CPU stands for Central processing unit. It is also known as microprocessor or processor.

A CPU is brain of a computer. It is responsible for all functions and processes.

Regarding computing power, the CPU is the most important element of a computer system.

The CPU is consisted of thin layers of thousands of transistors.

Each transistor receives a set of inputs and produces output.

The Central Processing Unit (CPU) performs the actual processing of data.

The data it processes is obtained, via the system bus, from the main memory. Results from the CPU are then sent back to main memory via the system bus.

The CPU has two main components, these are:

  • Arithmetic Logical Unit

 

  • Control Unit

 

  • Registers

 

Arithmetic Logical Unit:

§  The ALU is the part of a CPU that performs all arithmetic computations including addition, subtraction, multiplication, and division.

§  The Arithmetic Logic Unit also performs all logical operations.

§  The ALU is the fundamental building block of the CPU.

§  In some CPUs an individual ALU is further divided into two units called an Arithmetic Unit (AU) and a Logic Unit (LU).

§  Normally the ALU has direct input and output access to the processor controller, main system memory (RAM), and input/output devices.

Control Unit:

§  The CPUs control unit is responsible for executing or storing the results coming out of the ALU.

§  Within the CPU, the control unit performs the functions of fetch, decode, execute, and store.

§  The control unit communicates with both the arithmetic logic unit (ALU) and memory, and literally directs the entire computer system to carry out, or execute, stored program instructions.

§  Basically a control unit fetches or retrieves an instruction from memory and then analyzes the instruction it fetched before deciding how it should be processed.

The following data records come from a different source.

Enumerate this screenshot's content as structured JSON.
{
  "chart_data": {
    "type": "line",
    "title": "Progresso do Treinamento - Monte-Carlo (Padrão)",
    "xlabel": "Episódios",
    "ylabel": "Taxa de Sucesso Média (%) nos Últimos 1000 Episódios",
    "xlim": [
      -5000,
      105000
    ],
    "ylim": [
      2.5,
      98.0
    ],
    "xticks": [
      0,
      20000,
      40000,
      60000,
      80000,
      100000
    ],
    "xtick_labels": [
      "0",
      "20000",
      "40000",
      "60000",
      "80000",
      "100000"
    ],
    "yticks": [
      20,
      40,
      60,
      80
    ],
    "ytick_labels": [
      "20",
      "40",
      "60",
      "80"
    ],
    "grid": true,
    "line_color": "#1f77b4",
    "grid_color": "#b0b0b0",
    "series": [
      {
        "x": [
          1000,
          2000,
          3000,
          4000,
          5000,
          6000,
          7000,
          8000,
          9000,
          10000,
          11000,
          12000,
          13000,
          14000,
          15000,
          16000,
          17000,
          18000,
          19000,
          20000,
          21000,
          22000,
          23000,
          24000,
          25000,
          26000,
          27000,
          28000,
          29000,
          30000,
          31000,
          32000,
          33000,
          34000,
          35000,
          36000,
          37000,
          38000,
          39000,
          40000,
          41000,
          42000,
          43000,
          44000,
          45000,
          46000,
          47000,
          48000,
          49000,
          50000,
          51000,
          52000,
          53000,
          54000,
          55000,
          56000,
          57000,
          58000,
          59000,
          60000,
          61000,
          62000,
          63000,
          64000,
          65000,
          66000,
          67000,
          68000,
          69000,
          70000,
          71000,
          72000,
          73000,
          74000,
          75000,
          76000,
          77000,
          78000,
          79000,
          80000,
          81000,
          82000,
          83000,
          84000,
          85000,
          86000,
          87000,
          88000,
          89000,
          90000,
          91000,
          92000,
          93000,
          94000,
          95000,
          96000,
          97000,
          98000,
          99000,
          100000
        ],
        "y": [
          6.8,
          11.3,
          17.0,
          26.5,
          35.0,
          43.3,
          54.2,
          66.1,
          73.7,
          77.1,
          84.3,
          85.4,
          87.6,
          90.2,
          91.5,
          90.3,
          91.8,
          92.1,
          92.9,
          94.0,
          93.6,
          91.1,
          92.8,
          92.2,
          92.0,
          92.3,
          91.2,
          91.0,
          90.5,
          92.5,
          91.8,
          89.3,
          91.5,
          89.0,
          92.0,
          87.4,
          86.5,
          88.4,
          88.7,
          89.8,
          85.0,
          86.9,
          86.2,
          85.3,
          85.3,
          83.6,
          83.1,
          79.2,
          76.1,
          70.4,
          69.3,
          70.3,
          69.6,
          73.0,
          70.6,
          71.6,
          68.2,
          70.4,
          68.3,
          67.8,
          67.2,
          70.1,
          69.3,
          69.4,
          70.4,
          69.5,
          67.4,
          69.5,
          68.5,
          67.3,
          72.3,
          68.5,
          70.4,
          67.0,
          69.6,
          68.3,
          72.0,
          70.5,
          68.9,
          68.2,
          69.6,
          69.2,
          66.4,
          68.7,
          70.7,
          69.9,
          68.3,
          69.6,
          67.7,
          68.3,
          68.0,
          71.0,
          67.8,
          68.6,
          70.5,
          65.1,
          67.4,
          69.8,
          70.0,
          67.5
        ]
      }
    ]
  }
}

§  Depending on the action required, the control unit will then send segments of the original instruction to the appropriate section of the processor.

Registers:

§  Registers are temporary storage areas which are responsible for holding the data that is to be processed.

§  They store the instructions and data in a processor. This data is further used by Control Unit.

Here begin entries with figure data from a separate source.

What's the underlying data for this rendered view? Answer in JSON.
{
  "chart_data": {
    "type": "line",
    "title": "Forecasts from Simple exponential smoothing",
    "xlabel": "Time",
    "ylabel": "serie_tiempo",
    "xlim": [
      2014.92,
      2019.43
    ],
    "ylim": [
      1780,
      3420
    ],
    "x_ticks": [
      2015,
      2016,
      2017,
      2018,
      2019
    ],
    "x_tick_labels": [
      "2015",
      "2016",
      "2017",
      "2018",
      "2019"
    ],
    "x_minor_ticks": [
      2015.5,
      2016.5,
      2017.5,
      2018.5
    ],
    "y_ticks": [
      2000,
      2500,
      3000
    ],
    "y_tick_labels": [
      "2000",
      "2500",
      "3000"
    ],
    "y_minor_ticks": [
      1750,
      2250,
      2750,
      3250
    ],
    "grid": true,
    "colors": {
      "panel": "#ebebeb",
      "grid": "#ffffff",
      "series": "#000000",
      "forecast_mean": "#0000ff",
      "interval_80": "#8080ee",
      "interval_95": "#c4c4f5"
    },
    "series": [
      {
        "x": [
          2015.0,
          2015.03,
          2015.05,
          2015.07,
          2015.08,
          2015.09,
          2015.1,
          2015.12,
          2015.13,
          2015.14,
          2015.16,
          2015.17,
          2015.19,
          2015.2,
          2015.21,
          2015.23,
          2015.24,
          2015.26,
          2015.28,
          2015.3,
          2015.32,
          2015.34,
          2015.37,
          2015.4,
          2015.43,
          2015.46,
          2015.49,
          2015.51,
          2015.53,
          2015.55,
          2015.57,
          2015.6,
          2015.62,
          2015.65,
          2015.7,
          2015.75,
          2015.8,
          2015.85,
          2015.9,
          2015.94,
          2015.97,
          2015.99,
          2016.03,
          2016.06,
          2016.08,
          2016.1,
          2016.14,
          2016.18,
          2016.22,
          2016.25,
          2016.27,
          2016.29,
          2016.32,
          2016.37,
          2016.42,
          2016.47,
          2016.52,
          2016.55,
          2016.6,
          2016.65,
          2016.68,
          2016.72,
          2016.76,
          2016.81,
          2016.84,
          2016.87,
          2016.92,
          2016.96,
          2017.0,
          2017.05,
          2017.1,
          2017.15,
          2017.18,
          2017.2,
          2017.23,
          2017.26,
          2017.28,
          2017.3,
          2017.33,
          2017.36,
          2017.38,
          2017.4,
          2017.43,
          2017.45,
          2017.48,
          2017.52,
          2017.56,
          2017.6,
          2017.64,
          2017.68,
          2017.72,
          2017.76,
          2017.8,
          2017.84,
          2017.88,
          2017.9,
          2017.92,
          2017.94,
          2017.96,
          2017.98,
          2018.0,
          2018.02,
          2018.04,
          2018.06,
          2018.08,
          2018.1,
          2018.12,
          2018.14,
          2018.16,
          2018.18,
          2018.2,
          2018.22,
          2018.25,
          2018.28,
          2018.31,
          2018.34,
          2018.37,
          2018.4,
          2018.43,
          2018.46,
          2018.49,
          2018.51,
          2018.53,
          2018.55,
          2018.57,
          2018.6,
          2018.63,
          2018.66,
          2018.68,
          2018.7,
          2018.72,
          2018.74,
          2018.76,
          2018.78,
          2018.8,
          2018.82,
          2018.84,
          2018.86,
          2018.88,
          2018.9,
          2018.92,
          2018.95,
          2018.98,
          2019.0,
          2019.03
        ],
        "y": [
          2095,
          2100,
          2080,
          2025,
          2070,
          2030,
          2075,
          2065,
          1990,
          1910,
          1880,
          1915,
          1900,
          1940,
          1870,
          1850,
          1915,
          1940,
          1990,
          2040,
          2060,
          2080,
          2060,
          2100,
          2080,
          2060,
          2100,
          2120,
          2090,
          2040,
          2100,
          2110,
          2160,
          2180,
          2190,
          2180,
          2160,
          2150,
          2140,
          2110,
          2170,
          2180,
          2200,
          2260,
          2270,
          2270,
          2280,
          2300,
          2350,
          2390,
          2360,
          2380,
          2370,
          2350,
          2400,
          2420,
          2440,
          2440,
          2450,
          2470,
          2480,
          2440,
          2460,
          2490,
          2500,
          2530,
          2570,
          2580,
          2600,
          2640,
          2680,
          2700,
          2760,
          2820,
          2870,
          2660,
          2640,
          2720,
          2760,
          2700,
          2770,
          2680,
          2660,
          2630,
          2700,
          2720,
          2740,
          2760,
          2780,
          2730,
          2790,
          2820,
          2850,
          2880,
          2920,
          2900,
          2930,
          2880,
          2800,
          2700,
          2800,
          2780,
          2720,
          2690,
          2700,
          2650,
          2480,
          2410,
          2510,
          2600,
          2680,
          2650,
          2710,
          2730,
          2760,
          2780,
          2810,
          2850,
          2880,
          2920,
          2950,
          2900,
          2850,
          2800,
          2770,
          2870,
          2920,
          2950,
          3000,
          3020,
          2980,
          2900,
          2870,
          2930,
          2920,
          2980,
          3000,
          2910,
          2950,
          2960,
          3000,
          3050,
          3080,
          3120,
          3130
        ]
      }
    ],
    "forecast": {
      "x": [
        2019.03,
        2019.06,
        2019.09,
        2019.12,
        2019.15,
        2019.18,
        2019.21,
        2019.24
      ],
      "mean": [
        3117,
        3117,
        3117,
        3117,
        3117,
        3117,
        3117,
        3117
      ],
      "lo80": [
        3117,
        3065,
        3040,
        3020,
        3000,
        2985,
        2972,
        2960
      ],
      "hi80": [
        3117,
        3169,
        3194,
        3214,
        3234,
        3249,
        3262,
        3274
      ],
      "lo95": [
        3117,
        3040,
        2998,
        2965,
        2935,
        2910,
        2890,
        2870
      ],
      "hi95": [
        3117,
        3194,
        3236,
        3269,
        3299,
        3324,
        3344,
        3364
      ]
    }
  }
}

§  There are some registers used for specific tasks such as program counter, stack, and flags etc.

§  Registers work under the direction of the control unit to accept, hold and transfer instructions or data and perform arithmetic or logical comparisons at a high rate of speed.

The Components of CPU from purchasing point.

  • Clock Speed

 

  • Cores

 

  • Cache

 

Control Unit:

§  A CPUs clock speed is a frequency that is measured in hertz.

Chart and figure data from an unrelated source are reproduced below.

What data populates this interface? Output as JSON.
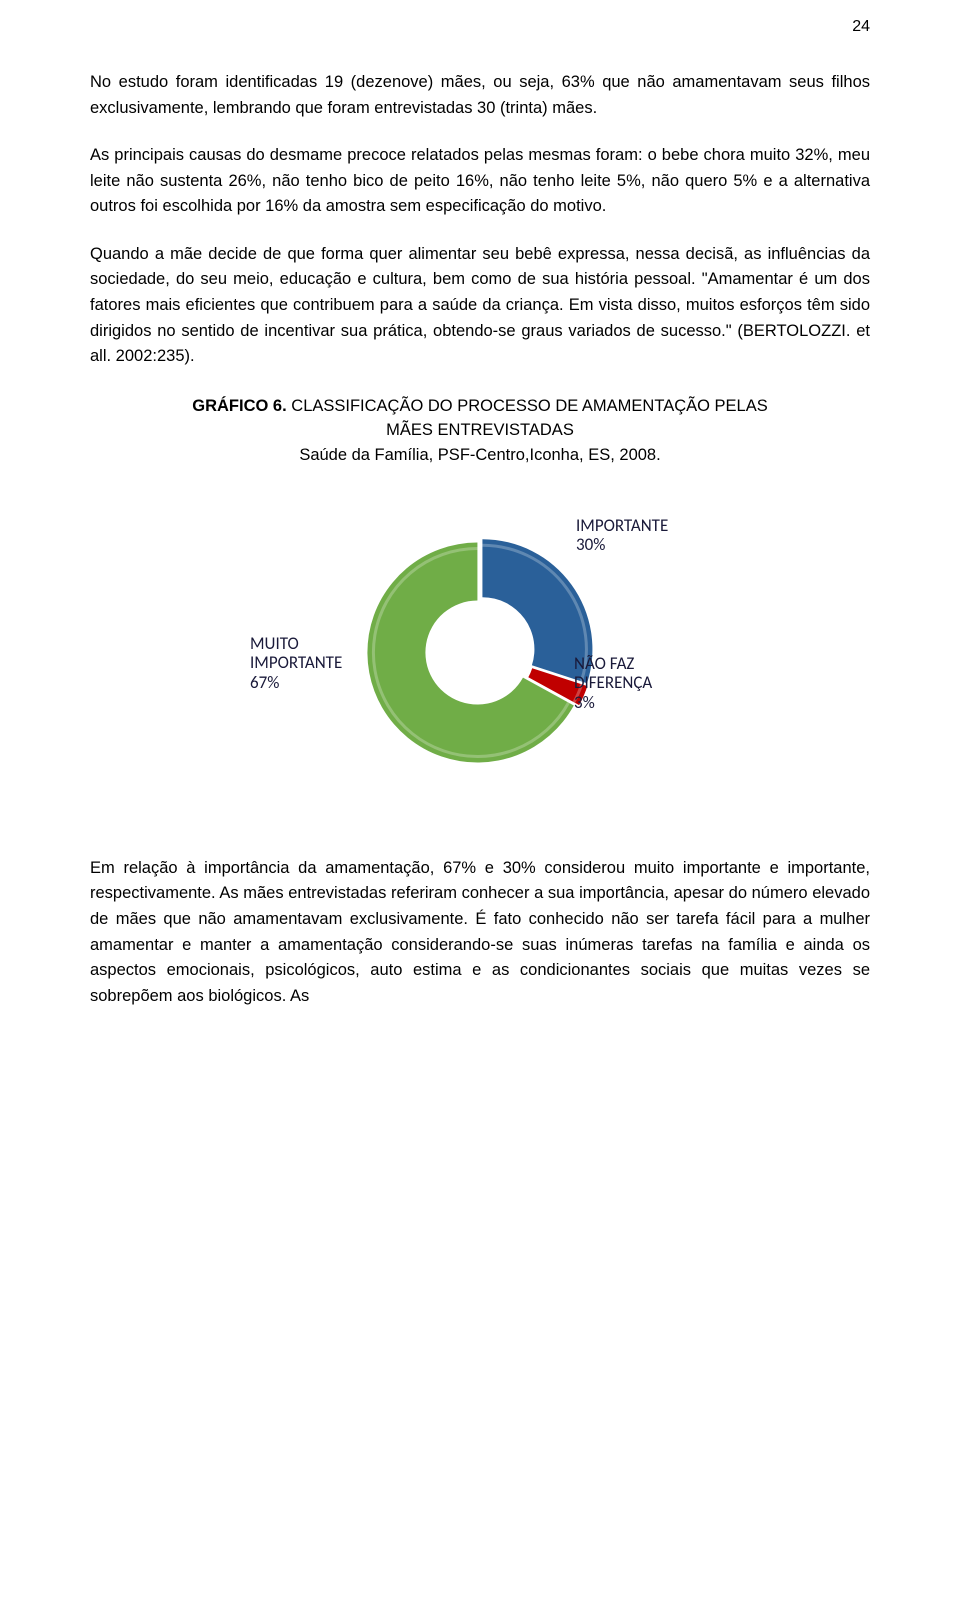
{
  "page_number": "24",
  "paragraphs": {
    "p1": "No estudo foram identificadas 19 (dezenove) mães, ou seja, 63% que não amamentavam seus filhos exclusivamente, lembrando que foram entrevistadas 30 (trinta) mães.",
    "p2": "As principais causas do desmame precoce relatados pelas mesmas foram: o bebe chora muito 32%, meu leite não sustenta 26%, não tenho bico de peito 16%, não tenho leite 5%, não quero 5% e a alternativa outros foi escolhida por 16% da amostra sem especificação do motivo.",
    "p3": "Quando a mãe decide de que forma quer alimentar seu bebê expressa, nessa decisã, as influências da sociedade, do seu meio, educação e cultura, bem como de sua história pessoal. \"Amamentar é um dos fatores mais eficientes que contribuem para a saúde da criança. Em vista disso, muitos esforços têm sido dirigidos no sentido de incentivar sua prática, obtendo-se graus variados de sucesso.\" (BERTOLOZZI. et all. 2002:235).",
    "p4": "Em relação à importância da amamentação, 67% e 30% considerou muito importante e importante, respectivamente. As mães entrevistadas referiram conhecer a sua importância, apesar do número elevado de mães que não amamentavam exclusivamente. É fato conhecido não ser tarefa fácil para a mulher amamentar e manter a amamentação considerando-se suas inúmeras tarefas na família e ainda os aspectos emocionais, psicológicos, auto estima e as condicionantes sociais que muitas vezes se sobrepõem aos biológicos. As"
  },
  "chart_heading": {
    "bold": "GRÁFICO 6.",
    "line1_rest": " CLASSIFICAÇÃO DO PROCESSO DE AMAMENTAÇÃO PELAS",
    "line2": "MÃES ENTREVISTADAS",
    "line3": "Saúde da Família, PSF-Centro,Iconha, ES, 2008."
  },
  "chart": {
    "type": "donut",
    "hole_ratio": 0.46,
    "background_color": "#ffffff",
    "label_fontsize": 17,
    "label_color": "#1a1a3a",
    "slices": [
      {
        "name": "IMPORTANTE",
        "value": 30,
        "pct_text": "30%",
        "color": "#2a6099"
      },
      {
        "name": "NÃO FAZ DIFERENÇA",
        "value": 3,
        "pct_text": "3%",
        "color": "#c00000",
        "name_line1": "NÃO FAZ",
        "name_line2": "DIFERENÇA"
      },
      {
        "name": "MUITO IMPORTANTE",
        "value": 67,
        "pct_text": "67%",
        "color": "#70ad47",
        "name_line1": "MUITO",
        "name_line2": "IMPORTANTE"
      }
    ],
    "donut_outer_r": 110,
    "donut_inner_r": 52,
    "start_angle_deg": -90
  }
}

§  For example, you may see a processor’s speed measured in megahertz (MHz) or gigahertz (GHz).

§  A modern processors clock speed is rated in gigahertz.

§  The clock speed actually used to be the main determining factor of how fast a processor is, and generally a faster clock speed equalled better performance.

Cores:

§  A multi-core processor is a processing system composed of two or more independent processing cores.

§  More cores allow computer systems to be more responsive while multi-tasking and multiple cores also help numerous applications specifically coded for multiple core processors to perform much faster.

§  When shopping for a computer look for a processor that contains the most cores, especially if you are a power user or into digital media applications, you may just notice a big performance increase.

§  Many digital media apps like Adobe Photoshop, Adobe Premiere Pro, and others will benefit from multiple processing cores.

Cache:

§  Cache is very important processor feature that you should pay attention to when shopping for a modern CPU for it can dramatically speed up the performance of a processor.

§  Cache acts as a buffer between your RAM and the CPU to speed up the processors internal processing engine.

§  Cache is essentially a super fast memory technology that resides on the CPU.

§  It holds recently accessed or pre-fetched instructions so the processor can grab them quickly to operate more efficiently.

§  Pulling data and instructions from the systems RAM in comparison takes much longer than pulling it from a cache.

§  When selecting a processor, a larger cache size as well as multiple levels of cache will improve overall CPU performance.